Some of the people in line for health screenings at the ranch divulged they had not been to a doctor’s office in years, said Trinidad Solis, MD, Fresno County deputy public health officer. “And many expressed their gratitude,” she said. “It just shows that meeting the community where they are at is an effective approach to health care.”
During the February launch event, Dr. Banh shared an interaction he had had with an agricultural worker. “I took the blood pressure of a man, who was probably in his 30s. His blood pressure was pretty high, and I asked him, ‘has your blood pressure been high in the past?’ He said, ‘I don’t know. I’ve never gone to the doctor. I’ve never had my blood pressure checked.’” And Dr. Banh added, “if I’m seeing this farmworker five or 10 years later with a stroke or a heart attack, we’ve already lost the game.”
Hearing of Dr. Banh’s encounter with the farmworker at his ranch, Cameron said it made him realize how vitally important health care accessibility is in rural Fresno County. “We’re probably saving lives by doing this.”
By the time many farmworkers seek health care, they are seriously ill and need to go to the hospital for emergency care, said Supervisor Buddy Mendes, (District 4). The Rural Mobile Health Program is beneficial to everyone living in Fresno County because farmworkers’ illnesses can be diagnosed early, reducing the need for visits to overwhelmed emergency departments, he said. “If you have to go to the ER because of an accident or an emergency and it’s not completely life-threatening, right now you have to wait in line and the line could be six hours long or 10 hours long.”

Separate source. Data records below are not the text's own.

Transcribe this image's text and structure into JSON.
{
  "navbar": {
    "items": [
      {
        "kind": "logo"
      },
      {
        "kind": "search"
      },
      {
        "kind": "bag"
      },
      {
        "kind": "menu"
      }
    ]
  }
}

Agricultural workers forego seeing a doctor for many reasons, lack of insurance, unreliable or no transportation to get to a clinic, and potential language barriers. By providing health screenings and refilling necessary prescriptions for agricultural workers, UCSF Fresno is working to be a bridge – an intermediary – until a federally qualified health center (FHCQ), a rural health clinic or a primary care physician’s office can be found to take over and provide continuing care, Dr. Banh said.
“UCSF Fresno has really been a great partner to help us with vaccines in the community and educate the population,” said Dr. Solis, the deputy health officer. “And the importance of UCSF is to be there to bridge individuals to a primary care doctor. We are also addressing the social needs with our partnership with FCHIP HOPE (Pathways Community HUB),” she said. The HOPE HUB provides Community Health Workers to be at any Rural Mobile Health Program event.

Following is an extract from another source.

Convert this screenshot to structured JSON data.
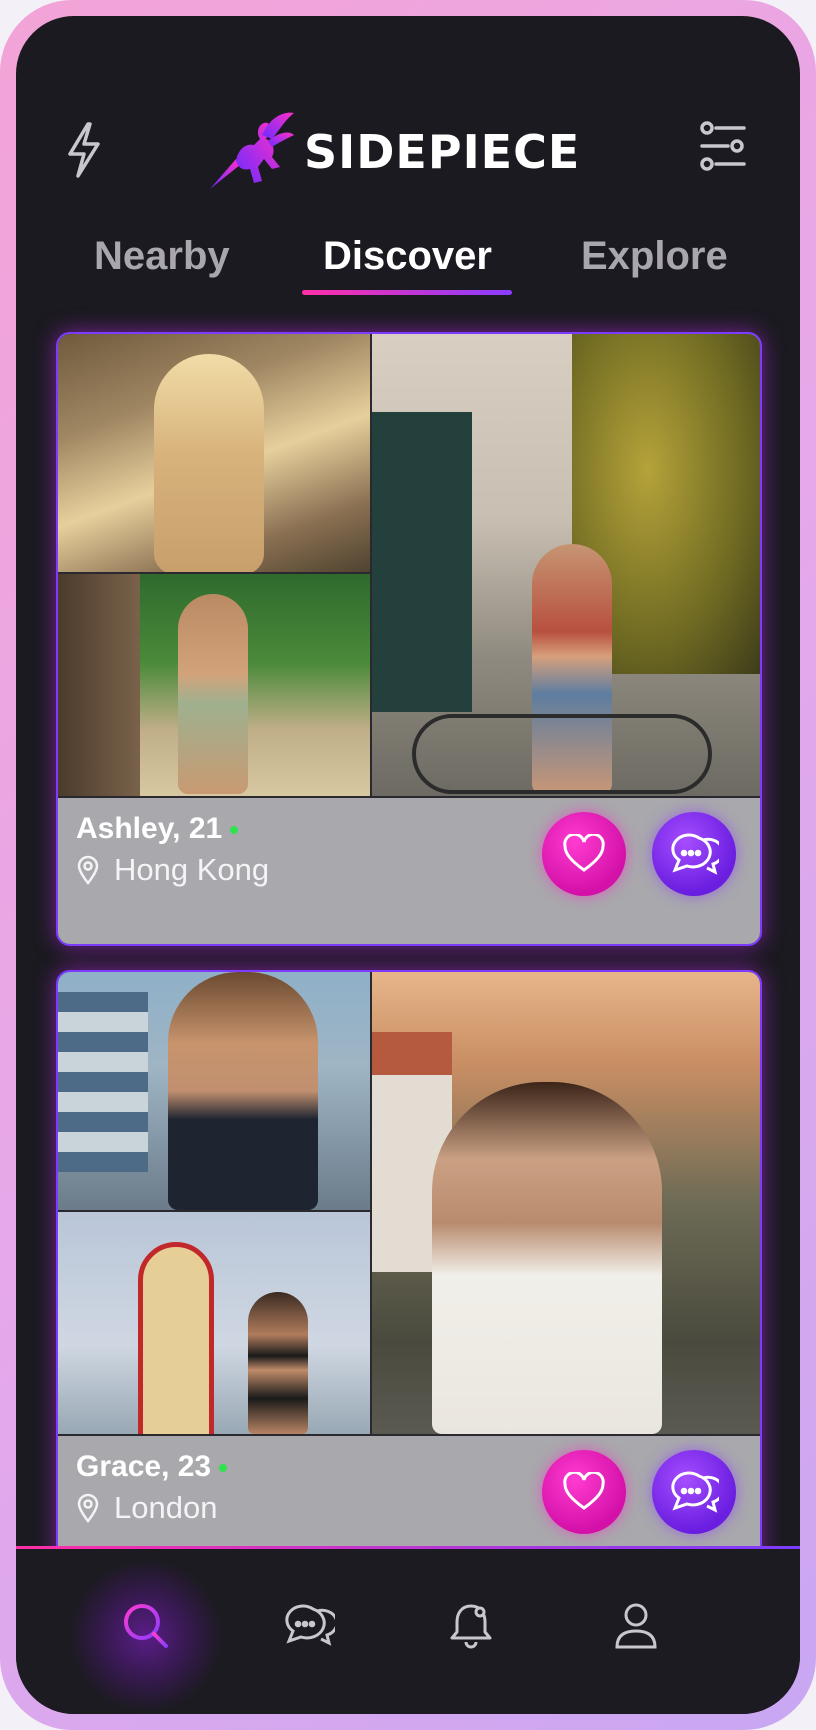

The lack of access to primary care for farmworkers is a health disparity that is familiar to Liliana Rosales Garcia, a UCSF Fresno Mobile HeaL staff member who helped screen at the Rural Mobile Health Program at Terranova Ranch. Rosales Garcia, 23, of Fresno, is a medical assistant who earned a degree in biology at UCLA and has plans to apply to medical school. But growing up, the daughter of farmworkers, she watched her parents go without health care because they did not have health insurance.
“When it does come to even having just access to something like free blood glucose or checking blood pressure, my mom specifically gets very excited. And that’s why when I do (provide health screenings) for other people who come from the same background, I feel like I am giving back to them because I see my parents not being able to have health care.”

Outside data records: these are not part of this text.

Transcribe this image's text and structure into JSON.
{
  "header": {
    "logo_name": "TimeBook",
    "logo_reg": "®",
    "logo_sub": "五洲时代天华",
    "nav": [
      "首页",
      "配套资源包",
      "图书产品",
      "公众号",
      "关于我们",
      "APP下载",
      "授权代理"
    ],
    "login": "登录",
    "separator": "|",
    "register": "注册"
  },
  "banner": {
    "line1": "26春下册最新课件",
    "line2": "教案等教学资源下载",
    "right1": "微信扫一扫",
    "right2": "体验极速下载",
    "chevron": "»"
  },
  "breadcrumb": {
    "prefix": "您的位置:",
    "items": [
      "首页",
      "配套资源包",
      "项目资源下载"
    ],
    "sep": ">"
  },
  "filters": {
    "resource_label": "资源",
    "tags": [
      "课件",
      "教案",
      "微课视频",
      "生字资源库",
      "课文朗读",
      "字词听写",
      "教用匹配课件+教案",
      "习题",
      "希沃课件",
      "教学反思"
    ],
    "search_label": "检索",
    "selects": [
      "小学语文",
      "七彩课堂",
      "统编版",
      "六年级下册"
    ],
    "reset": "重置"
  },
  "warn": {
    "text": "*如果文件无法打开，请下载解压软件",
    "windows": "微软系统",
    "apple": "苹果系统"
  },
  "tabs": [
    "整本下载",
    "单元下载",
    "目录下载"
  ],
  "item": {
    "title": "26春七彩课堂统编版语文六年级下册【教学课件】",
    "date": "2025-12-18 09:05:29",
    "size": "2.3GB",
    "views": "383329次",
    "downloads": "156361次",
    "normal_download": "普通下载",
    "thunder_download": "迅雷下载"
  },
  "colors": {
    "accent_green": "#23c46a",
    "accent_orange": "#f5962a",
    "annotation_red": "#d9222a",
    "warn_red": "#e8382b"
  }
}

The Rural Mobile Health Program will make a difference for farmworkers in Fresno County, Rosales Garcia said. “It is a community that never really has access to health care and a community that will usually not seek health care because they don’t have insurance, so being able to provide them with free access, I think it will teach them more about their health and also motivate them to eventually take care of themselves, too.”